日本ではチームの皆が同じ文化背景を持っていて通じ合う良さがありましたが、ここでは互いに全く背景が違うことが前提で、言いたいことをはっきり言い合うという、別の良さがあるなあと思います。

ボートを通じてどこでも友達ができる

もともと体を動かすことが好きですが、単身赴任だからこそ健康管理には気をつけています。土曜日にボート、日曜日にランニングをするのが長年の習慣です。

実は私は、学生時代からボート部に熱を入れていたので、アカデミックな「学び」の記憶と記録はほとんどありません…。でも、そのボートのおかげでどんな国へ行ってもすぐに友達ができます。

ロンドンでは、香港時代のボート仲間の紹介でHackneyハックニーという地区のボートクラブに所属して、毎週土曜日の午前中に3時間くらい、テムズ川の支流にあたる小さな川で漕いでいます。

テムズ川のレースの後に同じボートクラブの仲間と(2022年2月)

英国では競漕きょうそうが伝統文化として根付いているので、あちこちにその地域のボート・クラブがあります。街のなかのジムにもローイング・マシンを置いてあるところも多いのですが、実は、今住んでいるフラットの共用ジムにもそれがあって、気に入っています。まあ、平日は大好きなお酒を飲むことが多いので、あまり運動しませんが。

中高は陸上部だったので、走るのも好きです。日曜日は以下のマップのコースを走ります。
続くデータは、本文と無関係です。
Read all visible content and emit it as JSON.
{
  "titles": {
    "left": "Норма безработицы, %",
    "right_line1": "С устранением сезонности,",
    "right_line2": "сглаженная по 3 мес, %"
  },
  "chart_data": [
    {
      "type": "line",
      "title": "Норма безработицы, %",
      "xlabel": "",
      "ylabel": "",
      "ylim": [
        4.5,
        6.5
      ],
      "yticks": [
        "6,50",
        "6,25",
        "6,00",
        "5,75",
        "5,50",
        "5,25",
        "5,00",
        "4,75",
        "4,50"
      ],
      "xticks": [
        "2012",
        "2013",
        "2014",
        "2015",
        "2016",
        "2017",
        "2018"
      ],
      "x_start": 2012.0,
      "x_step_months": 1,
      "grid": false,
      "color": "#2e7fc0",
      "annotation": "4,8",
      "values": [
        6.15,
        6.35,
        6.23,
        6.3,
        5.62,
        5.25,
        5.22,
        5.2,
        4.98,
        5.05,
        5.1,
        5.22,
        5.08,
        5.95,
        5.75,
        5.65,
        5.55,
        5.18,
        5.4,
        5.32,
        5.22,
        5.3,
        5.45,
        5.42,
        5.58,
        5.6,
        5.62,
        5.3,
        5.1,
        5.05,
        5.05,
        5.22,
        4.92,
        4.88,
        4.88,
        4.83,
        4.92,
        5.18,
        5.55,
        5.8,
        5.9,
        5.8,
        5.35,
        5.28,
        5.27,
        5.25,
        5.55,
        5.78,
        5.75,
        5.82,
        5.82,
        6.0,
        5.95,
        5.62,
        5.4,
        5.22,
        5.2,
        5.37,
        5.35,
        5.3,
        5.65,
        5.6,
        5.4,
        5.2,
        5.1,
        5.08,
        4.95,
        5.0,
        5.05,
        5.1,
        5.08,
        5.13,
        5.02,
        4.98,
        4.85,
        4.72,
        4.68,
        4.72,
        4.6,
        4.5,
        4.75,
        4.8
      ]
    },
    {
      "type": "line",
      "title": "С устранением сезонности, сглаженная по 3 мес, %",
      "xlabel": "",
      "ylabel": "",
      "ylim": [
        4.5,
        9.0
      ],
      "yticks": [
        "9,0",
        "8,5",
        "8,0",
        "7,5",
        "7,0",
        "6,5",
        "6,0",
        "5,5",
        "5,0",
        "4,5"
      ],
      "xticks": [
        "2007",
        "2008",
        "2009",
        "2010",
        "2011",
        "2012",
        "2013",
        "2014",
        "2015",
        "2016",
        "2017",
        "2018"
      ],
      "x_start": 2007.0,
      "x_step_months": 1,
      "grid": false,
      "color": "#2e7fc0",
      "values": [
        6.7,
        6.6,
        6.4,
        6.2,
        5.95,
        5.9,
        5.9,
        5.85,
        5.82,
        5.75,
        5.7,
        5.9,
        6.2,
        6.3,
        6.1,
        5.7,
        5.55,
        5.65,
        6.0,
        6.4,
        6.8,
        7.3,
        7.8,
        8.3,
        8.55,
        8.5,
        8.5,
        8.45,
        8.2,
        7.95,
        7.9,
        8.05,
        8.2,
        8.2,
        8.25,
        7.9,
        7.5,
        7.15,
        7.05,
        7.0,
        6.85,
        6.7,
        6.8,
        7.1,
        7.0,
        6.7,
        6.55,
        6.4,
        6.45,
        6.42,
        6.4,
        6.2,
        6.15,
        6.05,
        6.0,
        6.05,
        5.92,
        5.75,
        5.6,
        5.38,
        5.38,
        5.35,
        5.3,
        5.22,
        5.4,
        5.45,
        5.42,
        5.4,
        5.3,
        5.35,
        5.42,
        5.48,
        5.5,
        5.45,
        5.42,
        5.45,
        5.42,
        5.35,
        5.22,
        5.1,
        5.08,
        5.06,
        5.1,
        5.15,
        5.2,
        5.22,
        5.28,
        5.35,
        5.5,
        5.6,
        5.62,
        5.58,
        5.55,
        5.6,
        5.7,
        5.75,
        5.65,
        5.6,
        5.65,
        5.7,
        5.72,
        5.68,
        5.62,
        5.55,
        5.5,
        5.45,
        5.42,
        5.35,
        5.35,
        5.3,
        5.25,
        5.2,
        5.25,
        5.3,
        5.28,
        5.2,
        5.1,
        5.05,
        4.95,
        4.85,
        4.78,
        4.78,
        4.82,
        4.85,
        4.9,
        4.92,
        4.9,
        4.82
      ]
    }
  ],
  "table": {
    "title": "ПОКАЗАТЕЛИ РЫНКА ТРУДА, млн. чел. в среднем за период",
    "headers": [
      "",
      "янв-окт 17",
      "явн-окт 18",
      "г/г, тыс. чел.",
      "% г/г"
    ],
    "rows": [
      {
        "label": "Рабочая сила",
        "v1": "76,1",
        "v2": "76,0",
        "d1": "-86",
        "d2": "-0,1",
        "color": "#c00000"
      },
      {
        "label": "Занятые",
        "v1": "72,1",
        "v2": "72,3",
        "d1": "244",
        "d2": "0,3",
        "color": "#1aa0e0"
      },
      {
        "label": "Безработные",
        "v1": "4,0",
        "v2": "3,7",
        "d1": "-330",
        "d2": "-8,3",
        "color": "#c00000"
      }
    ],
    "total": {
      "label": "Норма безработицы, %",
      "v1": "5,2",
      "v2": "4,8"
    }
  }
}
朝4時にタワー・ブリッジ近くの自宅を出て反時計回りに走りはじめると、朝6時半にウエストミンスター橋のあたりでちょうどビッグ・ベンが鳴ります。その時の自分の位置で「今日は早いな・遅いな」とコンディションが分かります。

今のルートは35.7km(携帯電話の移動履歴より)

引越しをしたらまず最初にその町のランニング・ルートを探しますね。ロンドンの緯度は51度と高いので、日照時間が短い冬には終始真っ暗、長い夏には最初から朝日を浴びながら走っています。

仕事も趣味も好きなことをみつけて

結婚が早かったので、2人の子供たちはもう大学院生と大学生です。特に下の子は、幼い頃の3年間を香港のインターナショナル・スクールで過ごした他はずっと日本で育っているので、英語はすっかり忘れてしまったかのように思えていましたが、一時帰国の際に自宅からオンライン授業で英語を使っている様子を見ると、案外、流暢りゅうちょうに話せていて安心しました。語学は、世界をひろげてくれます。

息子たちにも願うことですが、若い方々には、仕事でも趣味でも自分の好きなことを見つけて、自由に楽しく羽ばたいてほしいと思います。

どこにいても人との出会いは何物にも替えられないアセットです。今は英国赤門学友会の事務局長として運営に関わり、学生交流プログラムの支援等も行っていますが、世代を問わずさまざまな分野のすごい方々と会って、多くの刺激をいただくのはとても楽しいものです。

ボートやランニングの好きな方、そうでない方も、ロンドンのパブで見かけたらぜひお声がけください!